There is a saying that goes something like this, if you run into a jerk in the morning, he’s probably a jerk. If you run into jerks all day, you are the jerk. To hear the Trump administration explain it, we’ve been running into jerks all day. Americans have been ripped off by every country in the world since WWII. We’ve spent the last 80 years getting swindled by the Europeans. The Asians joined the party about 50 years ago and even our neighbors to the North and South have been picking on us for the last few decades. There is a problem with this description. It’s false. The richest most powerful country in the world has not been, “looted, pillaged, raped, and plundered by nations near and far.” We should reject the narrative that characterizes us as victims.
When I hear of the American dystopia created by “unfair” trade, I look outside and wonder if I’m living in the same country. To be fair, the streets of Sanilac County are not paved with gold but the grocery stores are stocked, the gas tanks are full, and opportunities exist for those who seek them. These are privileges recognized by few people throughout time. It takes stupendous historical illiteracy to confuse a peaceful and prosperous nation with one that has been ravaged for decades.
The American Dream promises life, liberty, and the pursuit of happiness. It’s alive and well. Our youth inherit a land of plenty. The class of 2025 is filled with ambitious graduates. As a member of the Sanilac County Community Foundation, I review their scholarship essays. They plan on becoming engineers, nurses, teachers, farmers, mechanics, and everything else imaginable. If they study hard and play by the rules, they will succeed. It would be a shame to convince them their futures were stolen. Furthermore over 1 million legal immigrants move to the USA every year. Millions more are standing in line behind them. America is a magnet attracting ambitious people from all over the world, not a hollowed out ruin filled with victims of international trade.

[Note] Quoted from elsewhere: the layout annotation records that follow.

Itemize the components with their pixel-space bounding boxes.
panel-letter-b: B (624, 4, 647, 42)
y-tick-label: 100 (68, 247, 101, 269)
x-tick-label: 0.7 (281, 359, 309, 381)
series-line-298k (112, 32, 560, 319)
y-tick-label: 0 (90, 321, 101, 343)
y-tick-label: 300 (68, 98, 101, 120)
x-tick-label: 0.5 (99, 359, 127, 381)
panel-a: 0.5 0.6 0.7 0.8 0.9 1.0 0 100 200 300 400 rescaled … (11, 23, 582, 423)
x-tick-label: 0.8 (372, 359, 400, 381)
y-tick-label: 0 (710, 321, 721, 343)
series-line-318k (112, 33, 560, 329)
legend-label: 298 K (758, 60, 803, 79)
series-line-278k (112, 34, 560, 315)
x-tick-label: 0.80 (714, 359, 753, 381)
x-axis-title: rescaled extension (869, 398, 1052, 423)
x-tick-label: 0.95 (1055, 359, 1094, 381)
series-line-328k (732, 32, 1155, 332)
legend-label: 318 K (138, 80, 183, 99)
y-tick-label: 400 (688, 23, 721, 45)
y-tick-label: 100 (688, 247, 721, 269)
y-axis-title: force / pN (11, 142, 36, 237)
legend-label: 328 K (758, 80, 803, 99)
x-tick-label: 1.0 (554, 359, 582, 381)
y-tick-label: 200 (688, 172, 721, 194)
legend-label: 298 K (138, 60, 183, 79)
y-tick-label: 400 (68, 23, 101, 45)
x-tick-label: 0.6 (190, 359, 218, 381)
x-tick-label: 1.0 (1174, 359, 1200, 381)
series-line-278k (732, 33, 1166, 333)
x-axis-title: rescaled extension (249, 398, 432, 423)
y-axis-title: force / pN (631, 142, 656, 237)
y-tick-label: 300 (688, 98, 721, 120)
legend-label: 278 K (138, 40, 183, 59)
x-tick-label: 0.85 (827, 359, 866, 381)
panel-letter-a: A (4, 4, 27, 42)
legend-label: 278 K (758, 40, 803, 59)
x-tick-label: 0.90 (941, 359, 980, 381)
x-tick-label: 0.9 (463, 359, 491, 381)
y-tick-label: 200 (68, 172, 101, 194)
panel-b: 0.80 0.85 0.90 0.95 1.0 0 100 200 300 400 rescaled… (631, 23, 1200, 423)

As Kid Rock sings, “You get what you put in and people get what they deserve.” When we fail, the most likely location to find the culprit is the mirror. For those of us struggling, the solution lies in our hearts and minds with the help of our friends and families, not the manipulation of tariff rates and trade imbalances. When we think of ourselves as victims, it relieves us of the responsibility for our own actions and conveniently places the blame on shadowy figures. Americans are traditionally problem solvers, not whiners. Let’s keep it that way. To be clear, life isn’t fair. Kindergartners learn that but cultivating outsized grievances for minor injustices distorts our view of the world.
We are not being “looted, pillaged, raped, and plundered.” If we were, we wouldn’t need Donald Trump or JD Vance to tell us. We do need to renegotiate certain trade deals, but let’s do it as equals with our trading partners, not as crybabies. Anyone who tries to convince us that running a trade deficit is the same as being violated is selling grievance. Don’t buy it.